Attachments are liabilities. But in relation to that, maybe it pisses me off a tad that he views me as too young, rather than as a peer.

So, I go with a response that is sure to irk him—or at the very least, make him face his regrettable desires.

“Ahh. That’s true. So, since I’m right here, beneath you, you have choices.” I swivel my hips with a prelude to his options. “You could fuck me, or I could kill you.”

He laughs at that. Laughs. It’s deep and husky, and it shoots straight to my throbbing clit. “So, if I fuck you,” he rasps, his lips less than an inch from mine and his dick jerking against my abs, “you won’t kill me?”

We’re so close, so connected; I can taste the lust in his words, feel the taunt buzzing between us.

That’s a go sign. Since he’s completely locked into this moment, I free my legs, drive myself upward, using his grip on my wrists to afford me leverage, and overturn him so I’m straddling his pelvic area.

His hands float to my hips, and every cell of my body thrums with a thrill from his warmth. Based on his wolfish expression, I think we’re both consumed with another scenario that this position could work for, but this is nothing more than a tease.

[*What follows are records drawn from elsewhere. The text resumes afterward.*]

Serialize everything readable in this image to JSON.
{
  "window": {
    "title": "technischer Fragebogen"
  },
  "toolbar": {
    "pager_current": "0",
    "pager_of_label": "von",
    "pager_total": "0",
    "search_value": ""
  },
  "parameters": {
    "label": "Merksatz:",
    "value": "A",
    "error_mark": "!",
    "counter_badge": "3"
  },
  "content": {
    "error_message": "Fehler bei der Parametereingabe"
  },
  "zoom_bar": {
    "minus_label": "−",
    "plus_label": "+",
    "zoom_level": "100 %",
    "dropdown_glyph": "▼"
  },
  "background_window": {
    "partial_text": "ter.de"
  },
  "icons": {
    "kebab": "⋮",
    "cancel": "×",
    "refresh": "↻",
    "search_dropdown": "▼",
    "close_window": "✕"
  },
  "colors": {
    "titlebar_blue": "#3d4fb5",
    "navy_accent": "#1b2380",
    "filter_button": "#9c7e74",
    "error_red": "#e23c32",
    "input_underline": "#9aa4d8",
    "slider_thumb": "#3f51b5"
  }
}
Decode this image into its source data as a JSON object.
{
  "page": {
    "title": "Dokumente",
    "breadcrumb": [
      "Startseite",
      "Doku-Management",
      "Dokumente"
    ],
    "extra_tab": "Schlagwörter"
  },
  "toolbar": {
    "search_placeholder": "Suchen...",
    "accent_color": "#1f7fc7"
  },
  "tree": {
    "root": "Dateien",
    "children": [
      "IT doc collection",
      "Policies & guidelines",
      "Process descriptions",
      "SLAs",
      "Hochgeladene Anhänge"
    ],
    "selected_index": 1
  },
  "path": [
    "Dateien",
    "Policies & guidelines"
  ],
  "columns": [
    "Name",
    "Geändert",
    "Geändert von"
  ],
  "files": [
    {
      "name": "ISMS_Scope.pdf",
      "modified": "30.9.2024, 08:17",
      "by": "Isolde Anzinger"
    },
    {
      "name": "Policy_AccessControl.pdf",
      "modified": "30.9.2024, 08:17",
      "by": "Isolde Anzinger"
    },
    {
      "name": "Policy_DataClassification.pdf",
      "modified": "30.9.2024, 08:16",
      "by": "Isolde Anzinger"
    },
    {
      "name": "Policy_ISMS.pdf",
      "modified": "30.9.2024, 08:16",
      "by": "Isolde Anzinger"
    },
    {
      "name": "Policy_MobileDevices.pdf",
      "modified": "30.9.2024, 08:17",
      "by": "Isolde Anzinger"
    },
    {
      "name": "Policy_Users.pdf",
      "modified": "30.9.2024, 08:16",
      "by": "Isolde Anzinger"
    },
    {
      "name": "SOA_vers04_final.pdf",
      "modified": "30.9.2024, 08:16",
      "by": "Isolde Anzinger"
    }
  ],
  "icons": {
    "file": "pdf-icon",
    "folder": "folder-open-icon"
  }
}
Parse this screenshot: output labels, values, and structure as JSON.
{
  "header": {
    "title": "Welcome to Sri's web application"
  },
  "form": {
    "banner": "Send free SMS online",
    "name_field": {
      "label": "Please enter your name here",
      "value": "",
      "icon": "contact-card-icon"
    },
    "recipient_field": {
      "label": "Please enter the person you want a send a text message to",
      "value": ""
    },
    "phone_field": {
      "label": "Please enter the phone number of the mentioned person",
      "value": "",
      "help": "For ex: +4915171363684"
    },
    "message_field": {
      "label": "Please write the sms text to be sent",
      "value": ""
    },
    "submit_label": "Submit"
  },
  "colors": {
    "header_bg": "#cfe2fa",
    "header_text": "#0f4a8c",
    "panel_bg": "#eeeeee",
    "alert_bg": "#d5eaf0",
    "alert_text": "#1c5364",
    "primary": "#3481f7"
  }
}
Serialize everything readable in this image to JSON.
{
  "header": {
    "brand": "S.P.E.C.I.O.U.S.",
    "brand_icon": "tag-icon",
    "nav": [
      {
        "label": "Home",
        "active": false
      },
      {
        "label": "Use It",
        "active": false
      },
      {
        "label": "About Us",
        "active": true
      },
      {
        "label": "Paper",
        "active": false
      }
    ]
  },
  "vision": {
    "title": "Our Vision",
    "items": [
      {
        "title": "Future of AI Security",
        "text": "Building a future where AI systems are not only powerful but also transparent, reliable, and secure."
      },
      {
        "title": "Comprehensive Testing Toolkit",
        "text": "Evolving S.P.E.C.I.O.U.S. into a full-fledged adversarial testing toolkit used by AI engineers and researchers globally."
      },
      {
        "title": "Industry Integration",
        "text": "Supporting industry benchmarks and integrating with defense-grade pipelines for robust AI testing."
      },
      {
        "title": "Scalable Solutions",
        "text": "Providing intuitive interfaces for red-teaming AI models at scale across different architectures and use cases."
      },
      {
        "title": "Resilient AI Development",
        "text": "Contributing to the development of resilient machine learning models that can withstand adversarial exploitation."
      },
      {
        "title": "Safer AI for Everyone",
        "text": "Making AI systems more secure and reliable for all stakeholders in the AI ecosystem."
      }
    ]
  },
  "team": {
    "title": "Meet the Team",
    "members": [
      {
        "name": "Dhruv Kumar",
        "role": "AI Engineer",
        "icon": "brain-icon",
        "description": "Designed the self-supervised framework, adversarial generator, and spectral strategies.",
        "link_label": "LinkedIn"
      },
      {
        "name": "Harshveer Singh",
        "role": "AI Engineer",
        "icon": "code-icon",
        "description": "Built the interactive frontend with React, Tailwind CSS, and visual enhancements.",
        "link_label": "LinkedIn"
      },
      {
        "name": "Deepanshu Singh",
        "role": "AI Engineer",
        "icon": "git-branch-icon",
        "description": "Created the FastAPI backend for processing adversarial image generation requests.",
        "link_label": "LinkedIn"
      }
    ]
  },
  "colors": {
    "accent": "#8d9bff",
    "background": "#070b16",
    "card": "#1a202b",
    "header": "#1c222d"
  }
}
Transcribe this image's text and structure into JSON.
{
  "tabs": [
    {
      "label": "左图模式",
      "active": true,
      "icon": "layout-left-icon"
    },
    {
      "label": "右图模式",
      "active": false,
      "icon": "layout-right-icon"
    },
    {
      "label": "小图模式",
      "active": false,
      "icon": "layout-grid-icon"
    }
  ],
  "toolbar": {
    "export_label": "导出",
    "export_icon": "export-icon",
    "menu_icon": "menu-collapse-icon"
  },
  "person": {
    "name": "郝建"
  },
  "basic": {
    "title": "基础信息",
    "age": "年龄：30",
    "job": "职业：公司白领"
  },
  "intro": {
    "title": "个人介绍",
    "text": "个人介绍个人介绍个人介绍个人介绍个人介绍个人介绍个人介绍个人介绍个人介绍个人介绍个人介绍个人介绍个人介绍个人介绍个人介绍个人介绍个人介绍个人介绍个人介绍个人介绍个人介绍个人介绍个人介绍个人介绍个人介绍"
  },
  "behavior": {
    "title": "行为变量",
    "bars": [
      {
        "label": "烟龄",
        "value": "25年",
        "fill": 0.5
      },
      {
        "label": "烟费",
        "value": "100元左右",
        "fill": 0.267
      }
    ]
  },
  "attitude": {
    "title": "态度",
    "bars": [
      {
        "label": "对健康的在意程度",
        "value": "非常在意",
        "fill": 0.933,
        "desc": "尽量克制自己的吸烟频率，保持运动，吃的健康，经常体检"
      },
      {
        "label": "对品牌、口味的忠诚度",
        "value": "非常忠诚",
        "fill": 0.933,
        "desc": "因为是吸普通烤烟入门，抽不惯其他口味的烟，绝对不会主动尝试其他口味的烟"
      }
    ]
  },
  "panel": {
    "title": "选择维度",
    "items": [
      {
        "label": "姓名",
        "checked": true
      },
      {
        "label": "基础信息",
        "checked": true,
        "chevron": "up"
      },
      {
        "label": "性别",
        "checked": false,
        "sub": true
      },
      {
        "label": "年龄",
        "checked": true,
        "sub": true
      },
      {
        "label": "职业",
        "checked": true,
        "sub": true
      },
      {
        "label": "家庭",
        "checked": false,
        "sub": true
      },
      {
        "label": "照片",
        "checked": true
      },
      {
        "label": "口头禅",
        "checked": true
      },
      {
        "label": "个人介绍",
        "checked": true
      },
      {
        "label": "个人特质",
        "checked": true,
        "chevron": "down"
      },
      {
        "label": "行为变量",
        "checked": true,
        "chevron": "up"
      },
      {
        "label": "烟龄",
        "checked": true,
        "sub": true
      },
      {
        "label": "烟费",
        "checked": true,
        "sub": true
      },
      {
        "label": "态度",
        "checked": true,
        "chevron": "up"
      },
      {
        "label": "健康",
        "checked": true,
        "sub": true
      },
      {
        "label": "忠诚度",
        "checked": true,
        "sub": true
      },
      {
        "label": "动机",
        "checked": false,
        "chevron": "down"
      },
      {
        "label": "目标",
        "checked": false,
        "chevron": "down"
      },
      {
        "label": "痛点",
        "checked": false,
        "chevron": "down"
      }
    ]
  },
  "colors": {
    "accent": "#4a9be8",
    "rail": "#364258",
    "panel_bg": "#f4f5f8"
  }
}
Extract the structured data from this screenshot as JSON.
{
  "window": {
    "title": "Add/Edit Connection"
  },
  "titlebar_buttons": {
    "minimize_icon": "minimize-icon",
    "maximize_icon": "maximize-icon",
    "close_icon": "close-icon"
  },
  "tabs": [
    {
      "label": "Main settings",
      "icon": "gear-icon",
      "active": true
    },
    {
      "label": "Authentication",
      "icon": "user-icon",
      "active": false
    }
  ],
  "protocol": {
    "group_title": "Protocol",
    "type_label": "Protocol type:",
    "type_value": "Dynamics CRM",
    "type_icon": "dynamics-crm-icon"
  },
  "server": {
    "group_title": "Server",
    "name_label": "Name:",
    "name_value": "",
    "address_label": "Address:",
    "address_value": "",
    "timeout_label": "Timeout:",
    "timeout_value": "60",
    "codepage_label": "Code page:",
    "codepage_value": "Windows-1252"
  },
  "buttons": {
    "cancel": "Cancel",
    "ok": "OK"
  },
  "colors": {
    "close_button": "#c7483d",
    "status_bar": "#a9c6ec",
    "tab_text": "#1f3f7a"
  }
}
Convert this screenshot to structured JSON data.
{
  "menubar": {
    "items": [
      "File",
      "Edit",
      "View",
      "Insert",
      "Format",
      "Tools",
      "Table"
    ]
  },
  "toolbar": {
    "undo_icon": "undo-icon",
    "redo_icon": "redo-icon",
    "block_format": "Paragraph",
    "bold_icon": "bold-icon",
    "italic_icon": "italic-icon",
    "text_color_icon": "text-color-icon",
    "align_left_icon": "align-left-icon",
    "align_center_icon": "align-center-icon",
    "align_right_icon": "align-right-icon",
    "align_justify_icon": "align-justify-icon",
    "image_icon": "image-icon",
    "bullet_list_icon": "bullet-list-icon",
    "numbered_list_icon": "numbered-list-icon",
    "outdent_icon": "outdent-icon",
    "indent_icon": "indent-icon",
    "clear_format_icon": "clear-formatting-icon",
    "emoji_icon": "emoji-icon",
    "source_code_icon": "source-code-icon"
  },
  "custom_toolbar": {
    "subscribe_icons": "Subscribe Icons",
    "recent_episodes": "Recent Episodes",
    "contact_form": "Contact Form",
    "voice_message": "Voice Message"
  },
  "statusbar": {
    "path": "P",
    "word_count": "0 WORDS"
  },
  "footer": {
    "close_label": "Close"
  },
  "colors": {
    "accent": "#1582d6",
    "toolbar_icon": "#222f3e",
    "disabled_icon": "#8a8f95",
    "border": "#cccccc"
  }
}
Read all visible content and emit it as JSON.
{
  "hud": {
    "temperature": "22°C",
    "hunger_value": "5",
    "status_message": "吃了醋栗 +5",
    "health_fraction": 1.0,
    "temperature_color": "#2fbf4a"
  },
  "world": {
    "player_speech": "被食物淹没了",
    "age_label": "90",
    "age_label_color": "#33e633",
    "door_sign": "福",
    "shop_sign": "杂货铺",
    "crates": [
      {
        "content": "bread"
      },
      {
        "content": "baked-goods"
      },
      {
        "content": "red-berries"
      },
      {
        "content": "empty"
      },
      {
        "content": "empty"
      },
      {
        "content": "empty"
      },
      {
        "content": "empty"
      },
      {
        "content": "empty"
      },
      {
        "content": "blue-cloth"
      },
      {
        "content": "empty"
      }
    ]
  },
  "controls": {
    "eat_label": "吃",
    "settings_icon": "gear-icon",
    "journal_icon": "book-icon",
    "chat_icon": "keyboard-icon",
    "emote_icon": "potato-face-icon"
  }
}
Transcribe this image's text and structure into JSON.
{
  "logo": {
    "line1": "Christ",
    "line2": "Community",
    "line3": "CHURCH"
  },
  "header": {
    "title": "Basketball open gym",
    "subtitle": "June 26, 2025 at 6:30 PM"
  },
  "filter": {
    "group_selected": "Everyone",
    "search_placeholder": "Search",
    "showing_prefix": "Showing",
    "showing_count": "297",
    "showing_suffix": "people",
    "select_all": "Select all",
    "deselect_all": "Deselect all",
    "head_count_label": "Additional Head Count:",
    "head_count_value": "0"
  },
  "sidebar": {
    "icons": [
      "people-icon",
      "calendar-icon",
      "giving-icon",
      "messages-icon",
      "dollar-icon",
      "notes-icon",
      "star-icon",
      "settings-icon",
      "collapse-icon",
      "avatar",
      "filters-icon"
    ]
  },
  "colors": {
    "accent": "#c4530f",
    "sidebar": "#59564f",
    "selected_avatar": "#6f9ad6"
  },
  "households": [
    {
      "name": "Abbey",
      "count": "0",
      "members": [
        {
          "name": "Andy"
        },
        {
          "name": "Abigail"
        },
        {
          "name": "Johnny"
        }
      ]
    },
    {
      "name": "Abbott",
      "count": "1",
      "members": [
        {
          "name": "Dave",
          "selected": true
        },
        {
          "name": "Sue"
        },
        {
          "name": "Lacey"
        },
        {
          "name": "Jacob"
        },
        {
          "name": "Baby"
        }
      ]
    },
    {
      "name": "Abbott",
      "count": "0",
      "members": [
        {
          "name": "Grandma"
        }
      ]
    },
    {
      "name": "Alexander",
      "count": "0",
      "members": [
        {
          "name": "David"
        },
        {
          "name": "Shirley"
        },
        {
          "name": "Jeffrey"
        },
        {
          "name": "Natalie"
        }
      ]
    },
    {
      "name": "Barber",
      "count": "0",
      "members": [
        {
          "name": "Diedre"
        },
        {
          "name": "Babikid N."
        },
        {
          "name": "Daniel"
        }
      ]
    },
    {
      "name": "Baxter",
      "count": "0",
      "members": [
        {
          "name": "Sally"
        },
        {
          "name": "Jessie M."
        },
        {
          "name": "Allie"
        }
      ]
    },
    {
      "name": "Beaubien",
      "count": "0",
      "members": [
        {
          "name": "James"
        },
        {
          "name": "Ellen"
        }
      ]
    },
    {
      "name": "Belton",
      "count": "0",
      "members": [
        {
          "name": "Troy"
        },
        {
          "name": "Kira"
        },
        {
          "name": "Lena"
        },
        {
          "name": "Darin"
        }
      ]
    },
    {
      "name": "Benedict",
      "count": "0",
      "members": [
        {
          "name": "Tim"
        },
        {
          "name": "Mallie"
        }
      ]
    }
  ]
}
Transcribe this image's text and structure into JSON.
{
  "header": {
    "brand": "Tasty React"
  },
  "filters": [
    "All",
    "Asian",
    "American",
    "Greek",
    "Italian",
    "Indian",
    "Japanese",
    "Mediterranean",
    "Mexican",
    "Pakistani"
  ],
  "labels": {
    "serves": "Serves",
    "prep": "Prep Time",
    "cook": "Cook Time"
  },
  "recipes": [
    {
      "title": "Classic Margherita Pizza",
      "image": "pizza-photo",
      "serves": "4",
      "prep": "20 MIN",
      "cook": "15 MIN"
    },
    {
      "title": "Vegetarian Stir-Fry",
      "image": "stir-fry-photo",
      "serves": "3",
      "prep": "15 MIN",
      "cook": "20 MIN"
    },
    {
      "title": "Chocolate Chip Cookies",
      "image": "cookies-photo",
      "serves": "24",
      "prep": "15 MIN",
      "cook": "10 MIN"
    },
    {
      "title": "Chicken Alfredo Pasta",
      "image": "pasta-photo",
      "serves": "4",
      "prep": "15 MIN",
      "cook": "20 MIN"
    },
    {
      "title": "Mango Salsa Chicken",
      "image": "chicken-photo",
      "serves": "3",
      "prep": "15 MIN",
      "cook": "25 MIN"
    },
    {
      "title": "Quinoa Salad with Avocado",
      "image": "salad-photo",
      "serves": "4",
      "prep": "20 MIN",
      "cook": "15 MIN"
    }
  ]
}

“I didn’t say that, Papa Axe.” I draw out the sweet moniker Maddox used with a trace of seduction, rock my hips once to torture him, and push off his erection—he’s certainly not lacking in that department.

Everything about this man is larger than life.

As I stand, I wonder if my own arousal is as obvious. My panties are drenched, far more than I’ve ever experienced. But my fury is greater too.

Once I’m towering over him, I bite my lip, rake my gaze down to his tented crotch, and strut away, calling over my shoulder, “Still might be something to think about. You’d die a lot happier, and I’d walk away satisfied. On all accounts.”